Stark manifold ultraviolet emission in Gd-implanted β-Ga2O3 thin films

Gadolinium (Gd) is a promising optically active lanthanide for UV emission. In this work, the optical emission properties of Gd-implanted monoclinic gallium oxide ($\beta$-Ga${}_2$O${}_3$) thin films are investigated. Second phase formation ($\gamma$-Ga${}_2$O${}_3$) is observed due to implantation-induced damage of the $\beta$-Ga${}_2$O${}_3$ lattice.
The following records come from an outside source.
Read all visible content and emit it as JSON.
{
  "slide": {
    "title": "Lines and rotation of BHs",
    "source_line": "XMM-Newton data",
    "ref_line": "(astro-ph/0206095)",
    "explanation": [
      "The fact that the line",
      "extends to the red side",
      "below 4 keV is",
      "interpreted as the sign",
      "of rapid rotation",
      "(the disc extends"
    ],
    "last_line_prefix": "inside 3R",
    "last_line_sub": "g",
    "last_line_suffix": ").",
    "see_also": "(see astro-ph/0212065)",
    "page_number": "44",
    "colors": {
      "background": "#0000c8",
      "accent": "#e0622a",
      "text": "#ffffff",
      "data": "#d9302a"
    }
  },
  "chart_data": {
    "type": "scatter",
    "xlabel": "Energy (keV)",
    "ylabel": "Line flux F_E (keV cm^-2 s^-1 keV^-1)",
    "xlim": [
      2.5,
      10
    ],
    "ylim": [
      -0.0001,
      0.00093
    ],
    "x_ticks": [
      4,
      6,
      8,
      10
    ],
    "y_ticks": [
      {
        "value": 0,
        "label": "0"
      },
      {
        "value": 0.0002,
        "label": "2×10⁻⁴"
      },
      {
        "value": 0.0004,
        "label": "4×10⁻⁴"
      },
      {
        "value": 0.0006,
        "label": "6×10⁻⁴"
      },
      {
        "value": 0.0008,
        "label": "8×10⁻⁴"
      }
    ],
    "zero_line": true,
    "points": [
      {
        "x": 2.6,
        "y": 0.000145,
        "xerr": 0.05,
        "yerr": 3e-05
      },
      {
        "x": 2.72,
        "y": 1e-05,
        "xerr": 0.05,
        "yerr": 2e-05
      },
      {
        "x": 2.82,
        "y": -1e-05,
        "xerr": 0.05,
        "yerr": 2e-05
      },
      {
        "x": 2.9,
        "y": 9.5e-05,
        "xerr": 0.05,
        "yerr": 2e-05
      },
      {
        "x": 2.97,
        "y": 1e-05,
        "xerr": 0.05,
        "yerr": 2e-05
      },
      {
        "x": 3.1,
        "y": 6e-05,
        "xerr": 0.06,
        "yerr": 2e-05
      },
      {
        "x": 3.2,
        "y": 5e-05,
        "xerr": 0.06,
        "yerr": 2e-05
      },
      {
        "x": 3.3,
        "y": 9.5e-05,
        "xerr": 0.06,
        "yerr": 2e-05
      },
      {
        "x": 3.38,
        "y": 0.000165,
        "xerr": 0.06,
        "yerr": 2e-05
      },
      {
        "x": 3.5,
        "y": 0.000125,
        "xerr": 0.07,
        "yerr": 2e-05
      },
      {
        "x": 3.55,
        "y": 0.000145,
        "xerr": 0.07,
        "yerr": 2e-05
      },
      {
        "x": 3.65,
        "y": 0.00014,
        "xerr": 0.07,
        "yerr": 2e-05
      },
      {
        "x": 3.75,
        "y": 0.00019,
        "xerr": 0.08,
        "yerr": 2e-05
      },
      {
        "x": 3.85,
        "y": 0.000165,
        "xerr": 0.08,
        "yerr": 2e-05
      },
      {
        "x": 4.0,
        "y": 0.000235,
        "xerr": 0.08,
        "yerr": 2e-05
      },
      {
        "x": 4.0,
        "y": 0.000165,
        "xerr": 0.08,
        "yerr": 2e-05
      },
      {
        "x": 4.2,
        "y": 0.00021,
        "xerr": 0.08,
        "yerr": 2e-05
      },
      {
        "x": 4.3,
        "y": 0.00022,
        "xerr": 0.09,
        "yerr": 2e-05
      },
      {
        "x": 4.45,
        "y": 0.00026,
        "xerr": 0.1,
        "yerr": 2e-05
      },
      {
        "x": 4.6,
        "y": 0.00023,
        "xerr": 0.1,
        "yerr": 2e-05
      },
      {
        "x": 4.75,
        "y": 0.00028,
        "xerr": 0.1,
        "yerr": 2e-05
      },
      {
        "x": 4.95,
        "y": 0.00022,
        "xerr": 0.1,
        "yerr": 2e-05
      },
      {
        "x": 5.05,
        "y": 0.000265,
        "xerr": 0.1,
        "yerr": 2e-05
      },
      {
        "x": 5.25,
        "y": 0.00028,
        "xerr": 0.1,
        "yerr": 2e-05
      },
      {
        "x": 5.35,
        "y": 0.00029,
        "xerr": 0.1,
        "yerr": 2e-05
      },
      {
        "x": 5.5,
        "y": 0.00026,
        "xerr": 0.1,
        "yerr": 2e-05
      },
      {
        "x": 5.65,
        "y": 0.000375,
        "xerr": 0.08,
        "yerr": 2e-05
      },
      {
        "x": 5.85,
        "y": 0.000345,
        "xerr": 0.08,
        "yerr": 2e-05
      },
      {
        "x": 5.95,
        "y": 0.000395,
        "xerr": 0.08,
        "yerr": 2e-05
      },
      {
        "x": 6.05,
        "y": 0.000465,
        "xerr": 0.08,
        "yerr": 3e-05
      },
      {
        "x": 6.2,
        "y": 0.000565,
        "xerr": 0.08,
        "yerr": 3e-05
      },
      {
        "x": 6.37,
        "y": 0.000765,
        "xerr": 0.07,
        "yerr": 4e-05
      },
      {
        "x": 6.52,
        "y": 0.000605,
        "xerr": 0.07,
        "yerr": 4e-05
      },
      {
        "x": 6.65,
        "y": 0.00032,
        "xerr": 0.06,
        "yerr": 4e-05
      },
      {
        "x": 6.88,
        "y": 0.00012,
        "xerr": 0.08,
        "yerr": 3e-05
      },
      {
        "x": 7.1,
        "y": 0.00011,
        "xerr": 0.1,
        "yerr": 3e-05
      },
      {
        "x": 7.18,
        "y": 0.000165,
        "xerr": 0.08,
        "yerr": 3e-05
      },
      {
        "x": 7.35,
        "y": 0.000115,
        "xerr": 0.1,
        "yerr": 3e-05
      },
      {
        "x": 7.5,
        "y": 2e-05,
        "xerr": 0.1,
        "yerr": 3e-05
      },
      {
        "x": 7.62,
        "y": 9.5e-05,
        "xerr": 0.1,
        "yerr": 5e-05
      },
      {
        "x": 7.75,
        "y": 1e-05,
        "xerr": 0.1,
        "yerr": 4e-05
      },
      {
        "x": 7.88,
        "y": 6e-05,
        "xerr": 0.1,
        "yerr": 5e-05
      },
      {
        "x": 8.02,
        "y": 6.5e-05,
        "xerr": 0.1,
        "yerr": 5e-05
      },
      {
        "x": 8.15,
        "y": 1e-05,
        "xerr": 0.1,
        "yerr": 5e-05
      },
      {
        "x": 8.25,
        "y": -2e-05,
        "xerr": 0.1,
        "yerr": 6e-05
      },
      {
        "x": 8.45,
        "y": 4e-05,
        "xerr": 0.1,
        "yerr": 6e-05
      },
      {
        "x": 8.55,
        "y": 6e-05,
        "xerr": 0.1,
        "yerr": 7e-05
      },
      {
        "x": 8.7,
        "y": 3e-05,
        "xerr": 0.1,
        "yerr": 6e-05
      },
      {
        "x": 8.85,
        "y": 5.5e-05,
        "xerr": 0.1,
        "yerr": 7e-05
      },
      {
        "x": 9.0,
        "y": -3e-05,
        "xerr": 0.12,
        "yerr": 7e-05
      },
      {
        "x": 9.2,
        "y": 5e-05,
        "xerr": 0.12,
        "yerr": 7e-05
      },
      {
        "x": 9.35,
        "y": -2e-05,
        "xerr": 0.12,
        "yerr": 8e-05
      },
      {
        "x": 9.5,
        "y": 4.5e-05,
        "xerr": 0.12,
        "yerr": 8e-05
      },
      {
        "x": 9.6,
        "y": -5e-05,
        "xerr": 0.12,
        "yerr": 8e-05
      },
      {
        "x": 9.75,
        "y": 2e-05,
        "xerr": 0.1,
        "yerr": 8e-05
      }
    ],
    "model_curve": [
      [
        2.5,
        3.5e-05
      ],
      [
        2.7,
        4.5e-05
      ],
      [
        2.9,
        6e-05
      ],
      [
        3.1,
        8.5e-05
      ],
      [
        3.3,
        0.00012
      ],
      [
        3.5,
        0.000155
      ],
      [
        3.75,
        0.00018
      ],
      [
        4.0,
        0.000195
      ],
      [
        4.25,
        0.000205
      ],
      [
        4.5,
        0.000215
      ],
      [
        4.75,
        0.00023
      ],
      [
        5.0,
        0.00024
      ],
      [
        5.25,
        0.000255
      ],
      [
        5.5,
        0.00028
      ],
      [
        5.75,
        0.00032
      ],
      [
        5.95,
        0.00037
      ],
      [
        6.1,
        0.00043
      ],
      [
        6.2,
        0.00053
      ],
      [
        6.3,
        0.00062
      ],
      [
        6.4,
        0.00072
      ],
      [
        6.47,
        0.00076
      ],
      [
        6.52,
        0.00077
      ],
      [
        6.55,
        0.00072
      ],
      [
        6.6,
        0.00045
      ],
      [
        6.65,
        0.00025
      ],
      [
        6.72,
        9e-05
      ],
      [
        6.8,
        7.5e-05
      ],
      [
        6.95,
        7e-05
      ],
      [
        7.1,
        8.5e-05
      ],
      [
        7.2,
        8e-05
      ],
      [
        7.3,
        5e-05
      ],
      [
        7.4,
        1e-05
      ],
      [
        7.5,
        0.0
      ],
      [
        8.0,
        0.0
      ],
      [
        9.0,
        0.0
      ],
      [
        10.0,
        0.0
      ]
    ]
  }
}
Annealing the implanted films results in various $\beta$-Ga${}_2$O${}_3$ grain orientations. The relationship between the crystalline nature and the optical properties of the $\beta$-Ga${}_2$O${}_3$:Gd${}^{3+}$ films is studied. Optical activation occurs after annealing at 700 °C, revealing a photoluminescence (PL) band at 3.92 eV. This emission is attributed to the ${}^6$P${}_{7/2}\to {}^8$S${}_{7/2}$ transition of Gd${}^{3+}$ in $\beta$-Ga${}_2$O${}_3$. Its four constituent emission components at 3.9118 eV, 3.9153 eV, 3.9221 eV and 3.9348 eV, due to the ion’s ${}^6$P${}_{7/2}$ Stark splitting in the $\beta$-Ga${}_2$O${}_3$ crystal field, are investigated. The transition energies are independent of annealing temperature and film growth method, highlighting the insensitivity of the 4f${}^7$ orbital to minor changes in the monoclinic crystal environment.